In fact, infant versions of over-the-counter medications are often more concentrated that children's versions. Parents should be very careful not to confuse the two.

Rothman said that just because a child has a fever, it's not always necessary to give them a fever-reducing medicine.

"Treat for the comfort of the child," Rothman reminds. "Pain relievers aren't curing an infection but they can make your child's symptoms feel better."

Rothman recommends that parents call their child's physician or talk with their local pharmacist if they have any questions about the correct dosage for their child, and to see if it's necessary to treat with medicine.

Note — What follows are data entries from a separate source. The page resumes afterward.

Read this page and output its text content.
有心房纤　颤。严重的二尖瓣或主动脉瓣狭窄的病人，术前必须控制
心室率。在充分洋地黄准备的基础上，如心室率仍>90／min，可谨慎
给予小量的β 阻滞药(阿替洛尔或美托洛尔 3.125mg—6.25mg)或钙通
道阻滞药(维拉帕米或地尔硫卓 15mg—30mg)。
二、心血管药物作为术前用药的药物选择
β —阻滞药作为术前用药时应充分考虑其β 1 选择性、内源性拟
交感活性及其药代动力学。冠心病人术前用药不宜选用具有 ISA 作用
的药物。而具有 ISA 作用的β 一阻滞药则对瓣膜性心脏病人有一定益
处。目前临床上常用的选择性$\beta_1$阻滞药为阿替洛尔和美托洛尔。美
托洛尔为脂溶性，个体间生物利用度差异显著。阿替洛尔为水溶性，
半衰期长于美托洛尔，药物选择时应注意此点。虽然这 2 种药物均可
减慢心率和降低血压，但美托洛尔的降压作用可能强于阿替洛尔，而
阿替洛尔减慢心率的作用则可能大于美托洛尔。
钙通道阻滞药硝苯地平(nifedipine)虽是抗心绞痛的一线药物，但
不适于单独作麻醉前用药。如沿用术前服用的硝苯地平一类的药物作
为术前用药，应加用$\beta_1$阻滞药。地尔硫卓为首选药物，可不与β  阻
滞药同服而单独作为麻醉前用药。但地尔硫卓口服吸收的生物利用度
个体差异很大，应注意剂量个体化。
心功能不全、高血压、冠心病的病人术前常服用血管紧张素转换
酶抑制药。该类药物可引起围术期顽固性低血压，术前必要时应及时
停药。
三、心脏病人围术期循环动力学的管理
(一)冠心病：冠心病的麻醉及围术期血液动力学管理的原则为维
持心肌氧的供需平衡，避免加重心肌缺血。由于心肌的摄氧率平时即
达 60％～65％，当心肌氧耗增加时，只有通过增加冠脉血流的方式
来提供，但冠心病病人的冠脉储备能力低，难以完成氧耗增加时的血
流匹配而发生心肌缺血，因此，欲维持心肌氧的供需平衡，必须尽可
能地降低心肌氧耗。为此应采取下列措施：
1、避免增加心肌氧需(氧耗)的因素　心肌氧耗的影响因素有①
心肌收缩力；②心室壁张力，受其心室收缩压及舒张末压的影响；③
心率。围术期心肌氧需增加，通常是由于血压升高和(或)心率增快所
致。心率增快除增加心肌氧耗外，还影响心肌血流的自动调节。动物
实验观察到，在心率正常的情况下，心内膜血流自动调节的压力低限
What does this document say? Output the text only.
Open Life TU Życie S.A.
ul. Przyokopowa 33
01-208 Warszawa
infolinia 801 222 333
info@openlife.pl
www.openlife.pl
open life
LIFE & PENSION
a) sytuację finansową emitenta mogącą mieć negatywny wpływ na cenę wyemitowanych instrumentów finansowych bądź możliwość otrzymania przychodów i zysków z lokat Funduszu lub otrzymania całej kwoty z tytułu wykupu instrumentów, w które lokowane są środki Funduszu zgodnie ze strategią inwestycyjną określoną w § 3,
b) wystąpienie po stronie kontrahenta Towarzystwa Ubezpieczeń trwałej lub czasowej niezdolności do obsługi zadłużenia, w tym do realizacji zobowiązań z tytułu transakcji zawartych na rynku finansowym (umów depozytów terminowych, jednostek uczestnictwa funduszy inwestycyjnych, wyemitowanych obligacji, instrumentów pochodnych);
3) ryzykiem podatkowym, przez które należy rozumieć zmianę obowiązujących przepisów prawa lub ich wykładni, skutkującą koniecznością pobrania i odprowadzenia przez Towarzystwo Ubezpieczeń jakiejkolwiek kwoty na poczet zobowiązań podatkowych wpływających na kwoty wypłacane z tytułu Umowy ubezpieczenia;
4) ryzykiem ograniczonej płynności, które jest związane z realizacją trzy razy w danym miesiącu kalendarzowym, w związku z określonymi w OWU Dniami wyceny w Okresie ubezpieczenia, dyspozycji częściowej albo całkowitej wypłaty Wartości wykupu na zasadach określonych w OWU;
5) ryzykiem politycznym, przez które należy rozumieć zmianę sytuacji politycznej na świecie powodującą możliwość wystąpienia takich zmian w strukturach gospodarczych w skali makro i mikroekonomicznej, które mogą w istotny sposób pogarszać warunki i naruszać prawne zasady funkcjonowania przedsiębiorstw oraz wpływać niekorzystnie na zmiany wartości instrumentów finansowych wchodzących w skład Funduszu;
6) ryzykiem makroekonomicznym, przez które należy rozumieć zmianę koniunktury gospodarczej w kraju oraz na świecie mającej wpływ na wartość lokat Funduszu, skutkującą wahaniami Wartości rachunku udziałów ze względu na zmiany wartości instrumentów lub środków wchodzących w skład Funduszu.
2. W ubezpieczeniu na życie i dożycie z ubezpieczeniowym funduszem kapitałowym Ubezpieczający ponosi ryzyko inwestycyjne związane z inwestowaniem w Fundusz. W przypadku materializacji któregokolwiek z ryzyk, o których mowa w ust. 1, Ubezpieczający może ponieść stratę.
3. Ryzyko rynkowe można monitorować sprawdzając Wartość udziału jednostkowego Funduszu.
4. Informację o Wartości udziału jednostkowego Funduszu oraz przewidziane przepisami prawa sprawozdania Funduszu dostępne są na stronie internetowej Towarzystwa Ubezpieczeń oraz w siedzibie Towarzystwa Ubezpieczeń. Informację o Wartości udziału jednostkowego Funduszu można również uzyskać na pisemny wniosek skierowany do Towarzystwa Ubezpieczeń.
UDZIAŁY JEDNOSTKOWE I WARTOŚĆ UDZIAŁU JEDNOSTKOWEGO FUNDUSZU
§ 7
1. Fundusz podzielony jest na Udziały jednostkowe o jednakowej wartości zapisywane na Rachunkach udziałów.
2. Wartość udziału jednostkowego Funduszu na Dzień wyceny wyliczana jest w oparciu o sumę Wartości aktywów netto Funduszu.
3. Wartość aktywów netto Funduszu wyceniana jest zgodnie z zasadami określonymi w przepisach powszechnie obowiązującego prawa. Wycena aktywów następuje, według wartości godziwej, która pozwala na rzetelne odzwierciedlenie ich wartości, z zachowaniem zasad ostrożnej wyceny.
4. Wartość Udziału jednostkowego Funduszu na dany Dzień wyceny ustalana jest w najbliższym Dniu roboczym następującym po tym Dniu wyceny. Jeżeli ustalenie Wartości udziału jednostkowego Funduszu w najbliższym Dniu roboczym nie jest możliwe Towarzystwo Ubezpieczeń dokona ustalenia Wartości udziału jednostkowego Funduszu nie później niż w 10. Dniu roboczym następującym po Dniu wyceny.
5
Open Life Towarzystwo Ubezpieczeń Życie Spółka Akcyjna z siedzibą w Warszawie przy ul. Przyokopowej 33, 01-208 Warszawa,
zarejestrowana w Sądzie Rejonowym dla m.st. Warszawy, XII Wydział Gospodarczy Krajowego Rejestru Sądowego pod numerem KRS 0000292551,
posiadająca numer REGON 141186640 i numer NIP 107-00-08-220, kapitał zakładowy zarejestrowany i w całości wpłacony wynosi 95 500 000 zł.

Many pharmacies will provide free oral syringes or dosing spoons for parents that clearly indicate exact measurements to ensure dosing accuracy.

In addition to following the instructions very carefully, Rothman reminds parents to be very cautious when giving multiple medications to their child.

"A lot of medicines out there have combinations of medicines in them, and combining two different medicines could lead to an overdose of one of the ingredients."